Each metric carries two custom labels: deployment and namespace.

One convenient arrangement for deployment frequency, for example, is a Time Series graph charting successful and failed deployments per day, as well as the trendline of successful deployments over two weeks. Next to it could be placed a Stat graph showing the change week-on-week. Finally, the team could use the goal it has set for itself by adding green, amber and red banding to a Gauge graph.

DORA metrics

As we are in fact measuring cycle time, not lead time, it makes sense to refer to it as such. One straightforward representation is a pie chart showing each deployment's cycle time in order, accompanied by a week-on-week view and a Gauge calibrated to the team's preference. In this example, the team has brought cycle time down by five minutes, but still falls short of the sub-ten minute mark that corresponds to green for this metric.

DORA metrics

The proposed template for "time to restore" looks very similar: there is a pie chart ordering deployments in relation to one another, an indication of the weekly trend and a gauge with red, amber and green banding.

DORA metrics

The next row juxtaposes the failure rate time series (which can make sobering reading) and the change failure rate (which tends to emphasise success because failures in earlier stages are not shown).

DORA metrics

The final row digs deeper into the successful deployments, highlighting the share of individual namespaces and deployments respectively.

DORA metrics

Reflection

Looking back, the most difficult decision was to forgo dedicated persistence for these metrics. Depending on the storage we make available to Prometheus, our visibility may stretch no further than four or even two weeks back. This is where John Lewis's "DORA Technical Landscape" with its cloud-based data warehouse shines.

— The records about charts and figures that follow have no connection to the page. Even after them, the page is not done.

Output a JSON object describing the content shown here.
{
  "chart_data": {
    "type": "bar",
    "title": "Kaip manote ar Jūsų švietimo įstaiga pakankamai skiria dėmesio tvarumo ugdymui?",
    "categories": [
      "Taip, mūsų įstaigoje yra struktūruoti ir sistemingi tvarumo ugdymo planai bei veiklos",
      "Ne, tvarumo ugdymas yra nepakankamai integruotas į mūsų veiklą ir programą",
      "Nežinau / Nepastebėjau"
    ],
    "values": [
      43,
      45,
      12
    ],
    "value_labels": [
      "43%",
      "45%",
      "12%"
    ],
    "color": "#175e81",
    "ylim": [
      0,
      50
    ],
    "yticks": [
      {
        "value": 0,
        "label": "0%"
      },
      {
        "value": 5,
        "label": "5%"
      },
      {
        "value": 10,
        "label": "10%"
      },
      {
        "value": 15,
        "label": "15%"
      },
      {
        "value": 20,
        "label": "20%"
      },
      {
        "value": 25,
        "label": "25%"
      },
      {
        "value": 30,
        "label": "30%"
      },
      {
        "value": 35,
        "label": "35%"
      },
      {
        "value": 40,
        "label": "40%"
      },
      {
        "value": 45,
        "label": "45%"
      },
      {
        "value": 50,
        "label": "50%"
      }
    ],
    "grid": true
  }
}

It is clearly desirable to trace the organisation's performance against the DORA metrics month-on-month or even quarter-on-quarter. As it is, the ingress tier is likely to have filled much of our available metrics storage after a couple of weeks. One solution would be to run an additional Prometheus instance for long-lived, low cardinality metrics such as these.

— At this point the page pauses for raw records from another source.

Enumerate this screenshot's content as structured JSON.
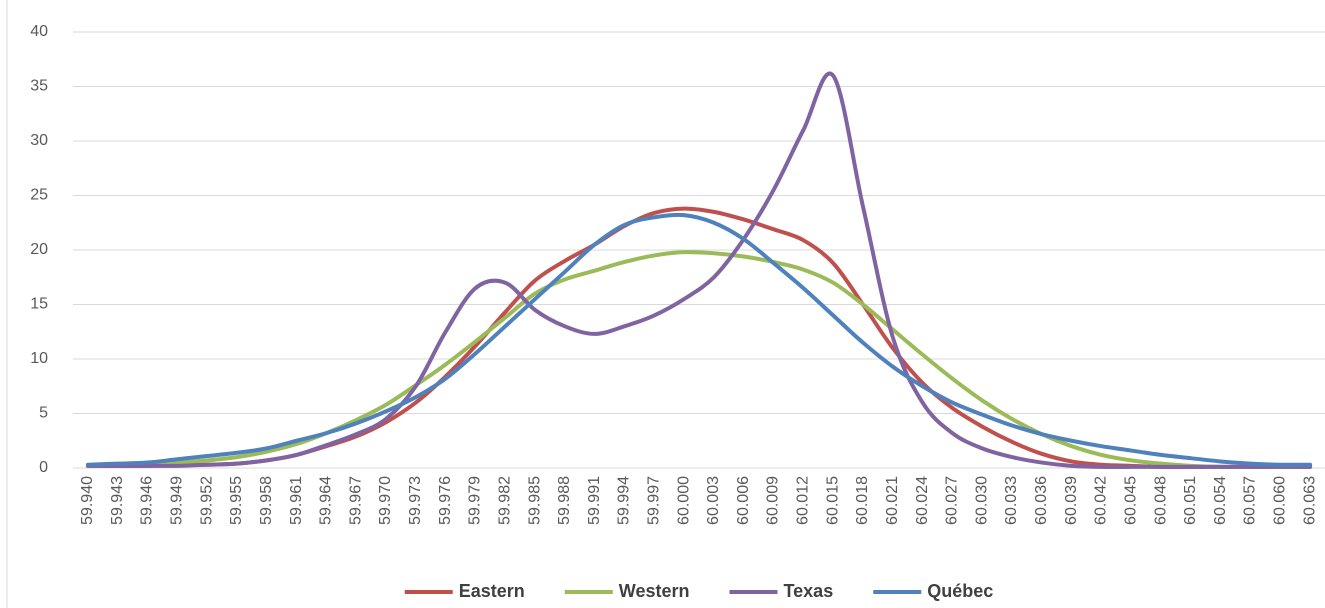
{
  "chart_data": {
    "type": "line",
    "categories": [
      "59.940",
      "59.943",
      "59.946",
      "59.949",
      "59.952",
      "59.955",
      "59.958",
      "59.961",
      "59.964",
      "59.967",
      "59.970",
      "59.973",
      "59.976",
      "59.979",
      "59.982",
      "59.985",
      "59.988",
      "59.991",
      "59.994",
      "59.997",
      "60.000",
      "60.003",
      "60.006",
      "60.009",
      "60.012",
      "60.015",
      "60.018",
      "60.021",
      "60.024",
      "60.027",
      "60.030",
      "60.033",
      "60.036",
      "60.039",
      "60.042",
      "60.045",
      "60.048",
      "60.051",
      "60.054",
      "60.057",
      "60.060",
      "60.063"
    ],
    "series": [
      {
        "name": "Eastern",
        "color": "#c0504d",
        "values": [
          0.2,
          0.2,
          0.2,
          0.3,
          0.3,
          0.4,
          0.7,
          1.2,
          2,
          2.9,
          4.2,
          6,
          8.4,
          11.2,
          14.3,
          17.2,
          19,
          20.5,
          22.2,
          23.4,
          23.8,
          23.5,
          22.8,
          21.9,
          20.9,
          18.8,
          15,
          11,
          7.8,
          5.5,
          3.8,
          2.4,
          1.3,
          0.6,
          0.3,
          0.2,
          0.1,
          0.1,
          0.1,
          0.1,
          0.1,
          0.1
        ]
      },
      {
        "name": "Western",
        "color": "#9bbb59",
        "values": [
          0.2,
          0.3,
          0.4,
          0.5,
          0.7,
          1,
          1.5,
          2.2,
          3.2,
          4.4,
          5.8,
          7.6,
          9.5,
          11.6,
          13.8,
          16,
          17.3,
          18.1,
          18.9,
          19.5,
          19.8,
          19.7,
          19.4,
          18.9,
          18.2,
          17,
          15,
          12.7,
          10.4,
          8.2,
          6.2,
          4.5,
          3.1,
          2,
          1.2,
          0.7,
          0.4,
          0.2,
          0.1,
          0.1,
          0.1,
          0.1
        ]
      },
      {
        "name": "Texas",
        "color": "#8064a2",
        "values": [
          0.2,
          0.2,
          0.2,
          0.2,
          0.3,
          0.4,
          0.7,
          1.2,
          2.1,
          3.1,
          4.5,
          7.5,
          12.5,
          16.5,
          17,
          14.5,
          13,
          12.3,
          13,
          14,
          15.5,
          17.5,
          21,
          25.5,
          31,
          36,
          24,
          12,
          6,
          3.2,
          1.8,
          1,
          0.5,
          0.2,
          0.1,
          0.1,
          0.1,
          0.1,
          0.1,
          0.1,
          0.1,
          0.1
        ]
      },
      {
        "name": "Québec",
        "color": "#4f81bd",
        "values": [
          0.3,
          0.4,
          0.5,
          0.8,
          1.1,
          1.4,
          1.8,
          2.5,
          3.2,
          4.1,
          5.2,
          6.5,
          8.2,
          10.5,
          13,
          15.5,
          18,
          20.5,
          22.3,
          23,
          23.2,
          22.5,
          21,
          18.8,
          16.5,
          14,
          11.5,
          9.3,
          7.5,
          6,
          4.9,
          3.9,
          3.1,
          2.5,
          2,
          1.6,
          1.2,
          0.9,
          0.6,
          0.4,
          0.3,
          0.3
        ]
      }
    ],
    "ylim": [
      0,
      40
    ],
    "yticks": [
      0,
      5,
      10,
      15,
      20,
      25,
      30,
      35,
      40
    ],
    "grid": true,
    "legend": "bottom"
  }
}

The strength of the current implementation is that it allows us to see where we are on our DevOps maturity journey at little cost. If what we learn proves valuable, we have every reason to ensure historical data is retained for half a year at least.

The source

If you would like to deploy the controller, you are very welcome to clone the repo github.com/gocityengineering/dora-metrics. The sample Grafana dashboard is available in the folder dashboard. If you happen to be a CircleCI user, you will find that our orb containing the "deployment-metrics" command is in the public domain too.